Mississippi offers a clear example of Plato’s worry about disunity. One of the four virtues that he clarifies in The Republic is moderation, which is important for avoiding the extremes of behavior or of belief. What is most famous about Plato is his conclusion that the good city needs philosopher-kings, that leadership most fundamentally must be guided by wisdom. While that is true, it misses what Plato’s Socrates calls the greatest good for the city, the absence of which yields the greatest evil.
Plato’s Socrates asks “Is there any greater evil we can mention for the city than that which tears it apart and makes it many instead of one? Or any greater good than that which binds it together and makes it one?” Yes, wisdom is the most important virtue in one sense, for Plato, but when it comes to the public good, wisdom should be most concerned about division, and most fervently and wisely striving for unity. Without the latter, a state, divided against itself, only falls apart or fails at its aims.
I am looking forward to visiting the Clinton School for Public Service at the University of Arkansas at Little Rock on October 19th (if you’re in the area, mark your calendar).

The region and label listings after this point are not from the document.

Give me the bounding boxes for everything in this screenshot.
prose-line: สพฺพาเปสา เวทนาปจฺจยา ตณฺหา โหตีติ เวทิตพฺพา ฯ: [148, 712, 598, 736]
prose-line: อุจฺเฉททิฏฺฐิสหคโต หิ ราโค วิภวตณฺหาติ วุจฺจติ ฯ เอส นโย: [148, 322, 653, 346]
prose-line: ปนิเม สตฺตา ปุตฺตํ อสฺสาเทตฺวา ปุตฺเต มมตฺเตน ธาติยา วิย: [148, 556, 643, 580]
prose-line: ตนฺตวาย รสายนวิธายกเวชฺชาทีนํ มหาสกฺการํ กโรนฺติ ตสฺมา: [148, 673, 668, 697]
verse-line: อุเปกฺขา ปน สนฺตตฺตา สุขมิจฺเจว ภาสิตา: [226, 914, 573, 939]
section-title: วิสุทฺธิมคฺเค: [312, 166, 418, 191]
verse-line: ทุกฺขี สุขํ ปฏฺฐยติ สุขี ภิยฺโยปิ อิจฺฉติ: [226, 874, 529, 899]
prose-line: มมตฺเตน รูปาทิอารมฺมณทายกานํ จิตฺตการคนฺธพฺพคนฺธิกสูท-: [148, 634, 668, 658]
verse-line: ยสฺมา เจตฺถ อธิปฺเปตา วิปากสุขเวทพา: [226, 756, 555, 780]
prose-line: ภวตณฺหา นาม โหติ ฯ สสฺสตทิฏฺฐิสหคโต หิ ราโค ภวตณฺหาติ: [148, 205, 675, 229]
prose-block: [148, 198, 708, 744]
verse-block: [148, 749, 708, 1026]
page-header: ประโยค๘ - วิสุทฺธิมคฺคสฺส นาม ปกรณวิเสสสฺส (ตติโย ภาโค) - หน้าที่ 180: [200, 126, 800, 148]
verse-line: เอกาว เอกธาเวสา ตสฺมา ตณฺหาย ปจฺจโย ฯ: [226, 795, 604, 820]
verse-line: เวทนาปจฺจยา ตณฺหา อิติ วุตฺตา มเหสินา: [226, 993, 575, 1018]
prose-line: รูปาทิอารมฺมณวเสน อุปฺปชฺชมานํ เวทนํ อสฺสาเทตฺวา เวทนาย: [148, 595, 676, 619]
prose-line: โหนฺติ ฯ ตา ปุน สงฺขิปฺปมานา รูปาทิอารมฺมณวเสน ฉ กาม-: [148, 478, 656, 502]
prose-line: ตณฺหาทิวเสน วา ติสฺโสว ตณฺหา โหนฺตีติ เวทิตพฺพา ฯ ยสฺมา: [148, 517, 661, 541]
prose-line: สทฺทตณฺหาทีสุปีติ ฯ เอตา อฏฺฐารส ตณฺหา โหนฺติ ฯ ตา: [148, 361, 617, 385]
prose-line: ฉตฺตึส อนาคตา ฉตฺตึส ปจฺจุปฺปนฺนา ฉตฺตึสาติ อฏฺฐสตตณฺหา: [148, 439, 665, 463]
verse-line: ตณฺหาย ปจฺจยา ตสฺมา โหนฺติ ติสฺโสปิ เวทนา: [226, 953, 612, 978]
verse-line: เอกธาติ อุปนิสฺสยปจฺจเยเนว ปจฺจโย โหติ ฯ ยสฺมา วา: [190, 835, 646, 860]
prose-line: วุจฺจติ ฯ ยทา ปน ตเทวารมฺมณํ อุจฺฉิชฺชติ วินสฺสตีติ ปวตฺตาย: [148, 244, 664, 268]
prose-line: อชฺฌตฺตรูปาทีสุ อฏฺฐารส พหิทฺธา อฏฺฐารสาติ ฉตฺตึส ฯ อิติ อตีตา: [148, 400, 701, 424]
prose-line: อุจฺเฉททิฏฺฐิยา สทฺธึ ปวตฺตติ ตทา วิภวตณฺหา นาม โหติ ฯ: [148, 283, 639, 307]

For those interested, I believe you’ll be able to watch the talk I give there via live Web stream. I should also be able to link to the video of it afterwards. And, as I’ve noted, I’ll give an interview on the Little Rock affiliate of NPR program, the “Clinton School Presents.”
In preparation for that trip and while talking with students, I’ve wondered about Alabama’s quick removal of its Confederate Battle Flags from public spaces. On the one hand, it was no surprise, given how atrocious the Charleston murders were. On the other, places like Alabama and Mississippi have been home to some of the most stubborn unwillingness to change. As places in which land is cheap and taxes are low, Alabama and Mississippi nevertheless struggle with economic development in part because of our troubled histories and the continued division and dysfunction that come from disunity.
The same day in Alabama, however, the Governor announced the removal of the Confederate Battle Flag and the commitment from Google to build a $600 million facility in the state. According to the Alabama Media Group, “The decision to take the flags down had nothing to do with the Google announcement, but the governor said economic development was part of the reason to avoid a fight.” The denial of a relationship between the two announcements sounds about as plausible as Nixon’s declaration that he’s not a crook.
As one of my students asked me this week, “How much has Mississippi missed out on because of our stubbornness?” Good question. More importantly, however, is the meaning of Mississippi’s recalcitrance. It means that people have yet to feel the pangs that they should in their hearts. We remain a state divided against itself, and we continue to suffer the consequences of the evil that tears us apart.
I’m glad to say that civil rights activist Myrlie Evers-Williams has joined the rally to change Mississippi’s flag, which features an emblem of the Confederate Battle Flag in its canton. There are those who have said that taking the flag down won’t change their hearts (1, 2, 3). To them, I say two things. First, it is alright for some people to be a lost cause, when so many other people are not. In a lovely garden, there are still unpleasant things living under a rock. That doesn’t mean we cannot enjoy the garden’s beauty, appreciating all that warrants sunlight. Second, Aristotle explained that one’s virtue, the state of one’s character, is a result of what we repeatedly do. Our habits matter. Public spaces are a visible place that inspires habits and maintains them. Changing those habits will only slowly bring about a change. It is also no guarantee. But, it is a wise step in the right direction towards healing, virtue, and unity.
As I finished my latest book, thinking about the possible titles for it, the most pressing challenge and opportunity for the state jumped out clearly. The difficulty for Mississippi, and, if resolved, the incredible opportunity for the state, would come from unity. No greater good could come to Mississippi than from that which will make it one, instead of many. There is therefore no greater cause I can see for the state than of Uniting Mississippi.